I wonder if using push
and giant regexes is really the right way to go.
The OP says he wants lines starting with AB at index 0, and those with CD at index 1.
Also, those regexes look like an inside-out split to me.
In the code below I have added some didactic comments that point out why I am doing things differently than the OP and the other solutions offered here.
#!/usr/bin/perl
use strict;
use warnings; # best use warnings too. strict doesn't catch everything
my $filename = "/home/user/name";
# Using 3 argument open addresses some security issues with 2 arg open.
# Lexical filehandles are better than global filehandles, they prevent
# most accidental filehandle name colisions, among other advantages.

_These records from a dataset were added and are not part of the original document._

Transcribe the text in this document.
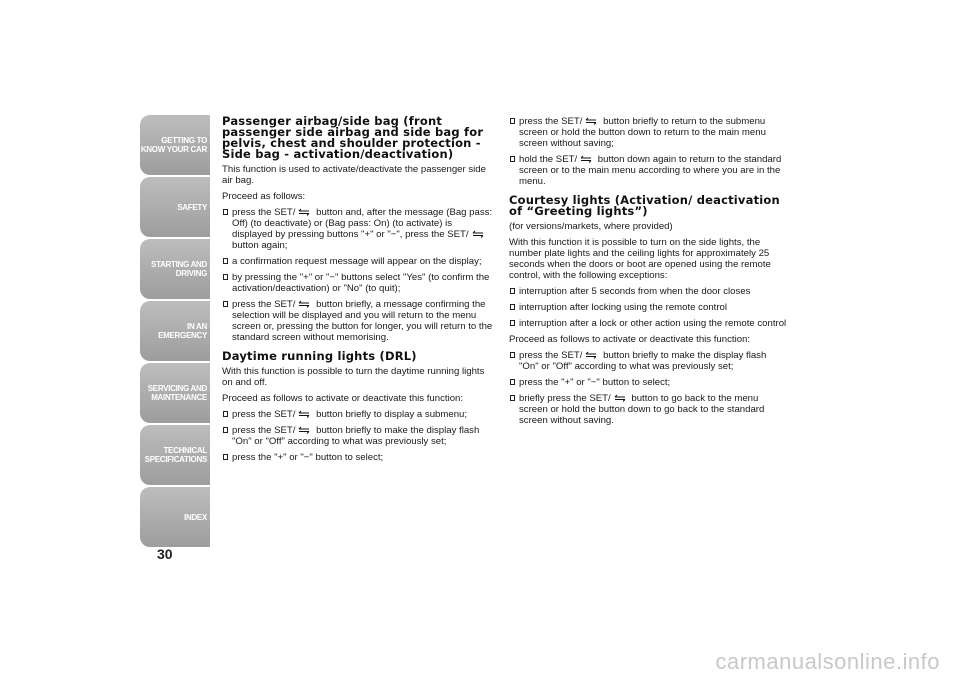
GETTING TO
KNOW YOUR CAR
SAFETY
STARTING AND
DRIVING
IN AN EMERGENCY
SERVICING AND
MAINTENANCE
TECHNICAL
SPECIFICATIONS
INDEX
30
Passenger airbag/side bag (front passenger side airbag and side bag for pelvis, chest and shoulder protection - Side bag - activation/deactivation)

This function is used to activate/deactivate the passenger side air bag.

Proceed as follows:

press the SET/ button and, after the message (Bag pass: Off) (to deactivate) or (Bag pass: On) (to activate) is displayed by pressing buttons "+" or "−", press the SET/ button again;
a confirmation request message will appear on the display;
by pressing the "+" or "−" buttons select "Yes" (to confirm the activation/deactivation) or "No" (to quit);
press the SET/ button briefly, a message confirming the selection will be displayed and you will return to the menu screen or, pressing the button for longer, you will return to the standard screen without memorising.
Daytime running lights (DRL)

With this function is possible to turn the daytime running lights on and off.

Proceed as follows to activate or deactivate this function:

press the SET/ button briefly to display a submenu;
press the SET/ button briefly to make the display flash "On" or "Off" according to what was previously set;
press the "+" or "−" button to select;
press the SET/ button briefly to return to the submenu screen or hold the button down to return to the main menu screen without saving;
hold the SET/ button down again to return to the standard screen or to the main menu according to where you are in the menu.
Courtesy lights (Activation/ deactivation of “Greeting lights”)

(for versions/markets, where provided)

With this function it is possible to turn on the side lights, the number plate lights and the ceiling lights for approximately 25 seconds when the doors or boot are opened using the remote control, with the following exceptions:

interruption after 5 seconds from when the door closes
interruption after locking using the remote control
interruption after a lock or other action using the remote control

Proceed as follows to activate or deactivate this function:

press the SET/ button briefly to make the display flash "On" or "Off" according to what was previously set;
press the "+" or "−" button to select;
briefly press the SET/ button to go back to the menu screen or hold the button down to go back to the standard screen without saving.
carmanualsonline.info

# Low precedence or operator helps prevent incorrect binding of die
# with open's args
# Expanded error message is more helpful
open( my $inh, '<', $filename )
or die "Error opening input file '$filename': $!";
my @file_data;
# Process file with a while loop.
# This is VERY important when dealing with large files.
# for will read the whole file into RAM.
# for/foreach is fine for small files.
while( my $line = <$inh> ) {
chmop $line;
# Simple regex captures the data type indicator and the data.
if( $line =~ /(AB|CD)_(.*)_W.+txt/ ) {
# Based on the type indicator we set variables
# used for validation and data access.
my( $index, $required_fields ) = $1 eq 'AB' ? ( 0, 7 )
: $1 eq 'CD' ? ( 1, 6 )
: ();
next unless defined $index;
# Why use a complex regex when a simple split will do the same job?
my @matches = split /_/, $2;
# Here we validate the field count, since split won't check that for us.
unless( @matches == $required_fields ) {
warn "Incorrect field count found in line '$line'\n";
next;
}
# Warn if we have already seen a line with the same data type.
if( defined $file_data[$index] ) {
warn "Overwriting data at index $index: '@{$file[$index]}'\n";
}
# Store the data at the appropriate index.
$file_data[$index] = \@matches;
}
else {
warn "Found non-conformant line: $line\n";
}
}
Be forewarned, I just typed this into the browser window. So, while the code should be correct, there may be typos or missed semicolons lurking--it's untested, use it at your own peril.